Monday Must: Rest Is The Best Thing For Writers
Hi, I’m Sarah, I’m a writer and editor based in Toronto. I’ve written for publications such as The Globe and Mail, The National Post, The Walrus, VICE, CBC Arts, and many, many more. I’m currently working as an editorial manager at Shopify, working on longform narrative stories about our merchants. I’m also writing my first book of essays.
When I was laid off from VICE in the winter of 2018, I panicked. About money, of course, but purpose, too, needled its way into the fore of my brain as I imagined the writerly clout I had developed for the past five years sliding away. So I worked. I pitched stories like I had never pitched before. I took on assignments. I checked my inbox every ten minutes and responded quickly, brightly, to every request that came my way. I wanted to stay relevant, sharp, and needed.
In 2018, I wrote nearly 100 articles for several publications. And then I did it all over again in 2019. The money wasn’t great. I was exhausted from staying up late, working tight deadlines, mulling over complex ideas, trying to make them digestible. (A favourite among media and publishing industries, or any content for that matter, is “snackable content.” I had been devoured.)

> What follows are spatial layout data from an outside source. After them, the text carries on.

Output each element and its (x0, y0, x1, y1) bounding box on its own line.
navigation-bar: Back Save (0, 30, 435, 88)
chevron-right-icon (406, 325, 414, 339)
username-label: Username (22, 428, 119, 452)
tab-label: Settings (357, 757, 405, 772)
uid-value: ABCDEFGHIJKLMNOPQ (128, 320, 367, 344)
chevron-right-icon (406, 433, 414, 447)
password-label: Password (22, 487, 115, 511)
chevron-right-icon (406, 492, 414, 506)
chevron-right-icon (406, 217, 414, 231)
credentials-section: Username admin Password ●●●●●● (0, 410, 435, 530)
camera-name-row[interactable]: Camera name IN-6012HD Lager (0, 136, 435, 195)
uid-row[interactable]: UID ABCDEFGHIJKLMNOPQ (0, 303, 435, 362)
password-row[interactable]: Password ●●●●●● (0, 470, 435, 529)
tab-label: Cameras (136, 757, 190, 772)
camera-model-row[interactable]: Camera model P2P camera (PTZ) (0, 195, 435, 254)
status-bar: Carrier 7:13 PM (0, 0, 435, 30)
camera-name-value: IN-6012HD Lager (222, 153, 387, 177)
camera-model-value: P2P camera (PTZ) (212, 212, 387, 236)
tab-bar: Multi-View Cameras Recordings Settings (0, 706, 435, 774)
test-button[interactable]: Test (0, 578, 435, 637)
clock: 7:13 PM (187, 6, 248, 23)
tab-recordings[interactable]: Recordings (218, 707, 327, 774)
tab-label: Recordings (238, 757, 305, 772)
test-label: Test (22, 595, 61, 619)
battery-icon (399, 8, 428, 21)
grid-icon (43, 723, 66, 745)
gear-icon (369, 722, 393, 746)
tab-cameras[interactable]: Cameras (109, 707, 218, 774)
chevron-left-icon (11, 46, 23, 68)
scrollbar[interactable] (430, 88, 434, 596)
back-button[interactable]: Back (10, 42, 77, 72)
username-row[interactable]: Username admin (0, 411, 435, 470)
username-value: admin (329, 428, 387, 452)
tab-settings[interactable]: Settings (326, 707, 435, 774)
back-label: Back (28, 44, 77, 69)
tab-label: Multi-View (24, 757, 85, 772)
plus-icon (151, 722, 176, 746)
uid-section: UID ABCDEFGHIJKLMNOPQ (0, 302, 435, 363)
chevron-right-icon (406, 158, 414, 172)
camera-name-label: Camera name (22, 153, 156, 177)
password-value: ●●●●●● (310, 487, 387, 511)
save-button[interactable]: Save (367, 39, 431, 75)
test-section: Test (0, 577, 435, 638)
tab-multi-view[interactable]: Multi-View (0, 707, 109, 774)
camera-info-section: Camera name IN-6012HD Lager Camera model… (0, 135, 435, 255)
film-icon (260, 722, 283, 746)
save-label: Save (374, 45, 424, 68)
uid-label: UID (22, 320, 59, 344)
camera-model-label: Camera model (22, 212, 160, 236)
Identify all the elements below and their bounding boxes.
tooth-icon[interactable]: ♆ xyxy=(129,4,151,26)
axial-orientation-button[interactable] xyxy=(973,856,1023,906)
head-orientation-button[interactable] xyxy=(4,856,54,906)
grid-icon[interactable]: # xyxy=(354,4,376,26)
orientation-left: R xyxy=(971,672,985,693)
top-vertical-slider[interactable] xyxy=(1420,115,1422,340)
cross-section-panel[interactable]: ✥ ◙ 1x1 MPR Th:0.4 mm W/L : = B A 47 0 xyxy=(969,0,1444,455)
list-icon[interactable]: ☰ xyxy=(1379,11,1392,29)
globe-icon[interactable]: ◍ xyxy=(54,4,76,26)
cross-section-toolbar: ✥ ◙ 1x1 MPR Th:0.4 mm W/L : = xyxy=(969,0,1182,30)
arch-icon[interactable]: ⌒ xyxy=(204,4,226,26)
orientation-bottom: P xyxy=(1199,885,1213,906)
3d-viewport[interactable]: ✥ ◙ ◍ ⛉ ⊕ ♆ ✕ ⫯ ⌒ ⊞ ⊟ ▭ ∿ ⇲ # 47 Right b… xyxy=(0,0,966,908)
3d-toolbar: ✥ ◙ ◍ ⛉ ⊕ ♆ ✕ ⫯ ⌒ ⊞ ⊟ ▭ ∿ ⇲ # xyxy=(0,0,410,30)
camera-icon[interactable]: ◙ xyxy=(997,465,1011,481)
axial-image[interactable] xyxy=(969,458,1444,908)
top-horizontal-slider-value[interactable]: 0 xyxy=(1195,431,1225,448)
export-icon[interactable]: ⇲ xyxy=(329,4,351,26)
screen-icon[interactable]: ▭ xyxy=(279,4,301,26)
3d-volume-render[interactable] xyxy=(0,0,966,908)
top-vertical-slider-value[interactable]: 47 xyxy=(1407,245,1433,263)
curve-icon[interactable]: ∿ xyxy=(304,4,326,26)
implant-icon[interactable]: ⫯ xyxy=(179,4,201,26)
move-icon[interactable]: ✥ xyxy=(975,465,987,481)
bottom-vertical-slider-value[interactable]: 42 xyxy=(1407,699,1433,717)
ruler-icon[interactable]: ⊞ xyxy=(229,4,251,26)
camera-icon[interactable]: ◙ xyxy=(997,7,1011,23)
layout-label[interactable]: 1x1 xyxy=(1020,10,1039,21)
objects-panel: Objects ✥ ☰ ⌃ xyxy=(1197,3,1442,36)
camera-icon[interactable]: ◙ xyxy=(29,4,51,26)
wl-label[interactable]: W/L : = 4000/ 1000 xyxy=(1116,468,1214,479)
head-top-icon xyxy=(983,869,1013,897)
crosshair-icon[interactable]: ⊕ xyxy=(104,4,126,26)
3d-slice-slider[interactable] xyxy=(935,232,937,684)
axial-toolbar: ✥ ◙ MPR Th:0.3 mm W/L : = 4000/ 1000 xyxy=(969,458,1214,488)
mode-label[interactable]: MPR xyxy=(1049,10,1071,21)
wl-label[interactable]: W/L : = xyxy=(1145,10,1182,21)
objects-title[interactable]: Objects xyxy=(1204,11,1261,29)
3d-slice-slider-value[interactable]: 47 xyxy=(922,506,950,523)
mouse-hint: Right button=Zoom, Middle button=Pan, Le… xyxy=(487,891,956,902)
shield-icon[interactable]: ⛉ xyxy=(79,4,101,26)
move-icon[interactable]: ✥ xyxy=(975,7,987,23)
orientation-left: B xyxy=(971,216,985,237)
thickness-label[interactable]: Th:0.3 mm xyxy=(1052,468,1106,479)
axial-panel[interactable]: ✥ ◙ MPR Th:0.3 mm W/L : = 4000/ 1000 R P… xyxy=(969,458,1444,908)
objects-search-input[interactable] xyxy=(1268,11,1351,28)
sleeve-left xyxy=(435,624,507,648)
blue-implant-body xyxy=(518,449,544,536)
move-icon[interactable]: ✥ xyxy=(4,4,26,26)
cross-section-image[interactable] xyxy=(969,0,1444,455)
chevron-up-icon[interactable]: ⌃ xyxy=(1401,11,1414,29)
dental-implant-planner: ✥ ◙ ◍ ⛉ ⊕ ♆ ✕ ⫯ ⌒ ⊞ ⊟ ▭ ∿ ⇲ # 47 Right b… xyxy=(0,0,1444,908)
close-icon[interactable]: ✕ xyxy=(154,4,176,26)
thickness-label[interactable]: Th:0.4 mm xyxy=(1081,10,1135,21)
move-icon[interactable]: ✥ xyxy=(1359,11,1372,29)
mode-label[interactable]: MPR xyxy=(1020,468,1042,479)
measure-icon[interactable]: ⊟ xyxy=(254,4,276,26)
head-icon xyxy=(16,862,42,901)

It was in 2020—I promise not coinciding with the pandemic—that I started to feel a fatigue I hadn’t felt in years. I didn’t want to write about music or culture. I didn’t care about taking on interviews, something I love to do. I didn’t care to tweet about my work anymore, be the writer brand I had long developed, and instead preferred to default to basketball memes (Norman Powell superfan right here) and astrology.
In the early days of the pandemic, I wrote about solitude and being alone, and how beautiful that is when you really come to understand it. Pandemic or not, I still firmly believe in the ways my body and mind ask me to rest—to step back from everything, from my work, even if I hate it, and swirl about in anxious clouds all day about my purpose.
Rest comes in many forms. Self-care, if used superficially, isn’t really care at all. Leaning into the ways I can exist in my body and brain always helps me figure out where I need to go next in my creative work. Now, as a year away from creative writing wanes, there is a fire in my belly fuelling my desire to work. To take the rest I’ve long needed and go create.
Drown it out
If you’ve made a career out of writing about something you love, it can feel too much like work far too quickly. The reason I have been drawn to music my entire life is the way it makes my body feel and how it soothes my mind. Music is so beautifully imaginative too. The way any art can bring you back to yourself is such a special gift of the artist. I’ve often thought cinematically—imagining the world around me in this narrative continuously running through my brain. By stepping back from writing about music, by enveloping myself within it, I can see through the drudgery of that work and be part of a love ballad or solemn hymn, piecing myself back together one verse at a time.
Nourish your mind
My first and only real writer advice is that to be a good writer, not the best writer, one should read everything they can. I know that my brain is lagging when I stop reading for pleasure. I believe all reading is pleasure reading, in a sense, because you’re giving in to the work in front of you, whether it’s a book of poetry or an academic’s book. Articles, books, zines, anything related or not to what I’m working on, or thinking about working on, have such an impact on me first as a human and then as a writer. A writer’s voice will help me to find mine or give me space to think of an idea a little differently. The form of a book might help me figure out how my essay collection ought to be constructed. Reading is nourishment and it is my favourite way to feed myself.
Loosen up
There is nothing quite like floating in a bath that smells like divine lavender. Bathing opens up my brain. I’m a water sign, a tough, soft Scorpio, who feels immediate calm the minute I’m near water. The years I spent within a short walking distance to Lake Ontario are among my favourites. I went there day in and day out, watching the water slide over rocks and sand on the beach, gently lapping at the city’s edge. In a bathtub, I watch the water move across my body as piles of bubbles dissipate into nothing but fresh scent. I feel free, loose.
Living
Living my life, as it turns out, became my most powerful form of rest. It is perhaps silly to think that living, socializing, packing my days with stuff to do, would not be rest but it is. The days I spend walking around the city with my disposable camera, finding new ways to fall in love with Toronto, are some of the best. Meeting a friend out for a drink that becomes two and then three and then my face is flushed and warm and it feels like no night out will ever feel that way again. But then it does and it’s still always a surprise.
I write from my life’s experiences. If I have nothing I’ve experienced, what will I write about? Sometimes hitting pause on the creative work or whatever project I’ve been thinking about and not actually doing, and instead go out to hike in High Park or sit in Scotiabank Arena at a Toronto Raptors game will do the absolute most good for me.